1. Field of the Invention
In conventional wireless communication networks, e.g., a cellular system, relays or relay stations are used to support the communication between a sender (source) and a receiver (destination) of the cellular system. The cellular system including the relay station may support the HARQ protocol. In such a scenario the source transmits information to the destination, e.g., via the relay station, and the code rate is matched to the channel (1st hop) between the source and the relay station. The destination may receive signals both directly from the source and via the relay station. The signals are combined and decoded at the destination. In case the destination fails to decode a received signal a negative acknowledgement message (NAK message—negative acknowledgement message) is issued. In response to the NAK message a retransmission is initiated in accordance with the HARQ protocol. In a known system, in case of such a negative acknowledgement not the source but the relay station is controlled to do the retransmission. This may be beneficial if the channel (2nd hop) between the relay station and the destination is better (e.g., has a better channel quality) than the direct channel between the source and the destination, which is quite likely. In a packet-based radio communication network the HARQ protocol is an important technique that allows an error-free transmission by requesting the retransmitting of any falsely decoded packet data. Known HARQ protocols/schemes are the Case Combining (CC) scheme and the Incremental Redundancy (IR) scheme.

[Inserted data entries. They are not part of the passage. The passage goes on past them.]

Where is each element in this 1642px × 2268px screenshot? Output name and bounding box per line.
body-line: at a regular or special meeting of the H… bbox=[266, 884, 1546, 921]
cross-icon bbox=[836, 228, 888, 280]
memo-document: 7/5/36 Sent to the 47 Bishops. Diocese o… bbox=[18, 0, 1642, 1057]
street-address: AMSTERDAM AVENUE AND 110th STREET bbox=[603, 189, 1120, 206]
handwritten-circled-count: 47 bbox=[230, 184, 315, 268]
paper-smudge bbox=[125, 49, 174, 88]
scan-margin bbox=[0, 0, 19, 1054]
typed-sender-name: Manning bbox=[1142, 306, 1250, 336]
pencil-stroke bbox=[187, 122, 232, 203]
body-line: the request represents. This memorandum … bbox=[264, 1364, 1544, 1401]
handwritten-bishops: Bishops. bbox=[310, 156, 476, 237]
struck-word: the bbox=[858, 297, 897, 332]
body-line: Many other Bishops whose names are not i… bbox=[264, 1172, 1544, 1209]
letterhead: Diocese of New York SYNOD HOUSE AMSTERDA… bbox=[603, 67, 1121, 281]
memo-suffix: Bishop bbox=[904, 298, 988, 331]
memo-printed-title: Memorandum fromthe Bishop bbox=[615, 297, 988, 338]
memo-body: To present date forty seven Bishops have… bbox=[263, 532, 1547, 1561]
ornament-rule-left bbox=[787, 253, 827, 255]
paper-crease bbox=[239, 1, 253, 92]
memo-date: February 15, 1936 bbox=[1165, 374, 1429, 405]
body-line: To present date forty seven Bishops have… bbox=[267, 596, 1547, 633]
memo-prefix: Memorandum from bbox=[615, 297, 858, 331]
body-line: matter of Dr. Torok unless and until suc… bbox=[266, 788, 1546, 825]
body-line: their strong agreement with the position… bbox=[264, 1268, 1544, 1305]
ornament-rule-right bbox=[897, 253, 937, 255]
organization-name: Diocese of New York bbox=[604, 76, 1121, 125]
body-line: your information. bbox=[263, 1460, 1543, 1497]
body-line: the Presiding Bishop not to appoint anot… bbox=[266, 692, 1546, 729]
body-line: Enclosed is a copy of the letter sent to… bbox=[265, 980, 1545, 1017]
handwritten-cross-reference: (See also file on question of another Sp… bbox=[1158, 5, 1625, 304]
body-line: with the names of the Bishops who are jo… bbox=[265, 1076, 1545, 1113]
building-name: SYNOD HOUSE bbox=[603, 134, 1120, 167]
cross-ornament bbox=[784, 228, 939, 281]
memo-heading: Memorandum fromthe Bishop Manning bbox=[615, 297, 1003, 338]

In accordance with the information theory a successful decoding of a strong code like, e.g., a turbo-code or a LDPC code means that the mutual information (MI) (I(X;Y)) of a channel is larger than the code rate (Rc), wherein the behavior of I(X;Y) depends on SNR (SNR=Signal-to-Noise Ratio), i.e., I(X;Y)=f(SNR). Using the HARQ protocol allows for the retransmission of falsely decoded packets or signals thereby increasing I(X;Y) to exceed the code rate Rc.
FIG. 1 illustrates the dependence of the mutual information I(X,Y) on a distance between a source and a destination. FIG. 1A schematically illustrates a source S and a destination D. In case of an uplink, the source may be a user equipment UE, and the destination may be a base station eNB. The mutual information I(X,Y) defines the average information that leaves the source S at location X and reaches the destination D at location Y. Therefore, the mutual information I(X,Y) should be at a maximum. To ensure a successful decoding at the destination, the mutual information I(X,Y) needs to be greater than the code rate Rc. FIG. 1B depicts a graphical representation of the course of the mutual information I(X,Y) dependent on the distance between the source and the destination. As can be seen, the longer the distance between the source and the destination, the lower the mutual information I(X;Y), and at some point it falls below the threshold Rc set by the code rate. Below the threshold decoding at the destination will fail. The HARQ scheme is an approach that allows for a retransmission which will result in an increase of the mutual information I(X;Y) thereby exceeding Rc and thereby allowing longer distances between the source and the destination.
2. Description of the Related Art
U.S. Pat. No. 7,697,948 B2 describes an approach for retransmitting bits using the HARQ scheme but without using a relay station. US 2007/0190934 A1 describes a communication system using relay stations operating in accordance with a specific relay mode which is selected based on the mutual information MI. However, the HARQ protocol is not described. Y. Qi, R. Hoshyar and R Tafazolli describe in “On the Performance of HARQ with Hybrid Relaying Schemes,” in IEEE ICC 2009, a wireless communication system using relay stations and the HARQ protocol. The mutual information is used to switch between two preset relay functions. Thus, in conventional technology systems using relay stations and operating in accordance with the HARQ protocol the relay station is simply used for the retransmission under the assumption that the relay station is in the position to correctly decode the entire code word which can then be retransmitted. Resources needed for the retransmission are not considered.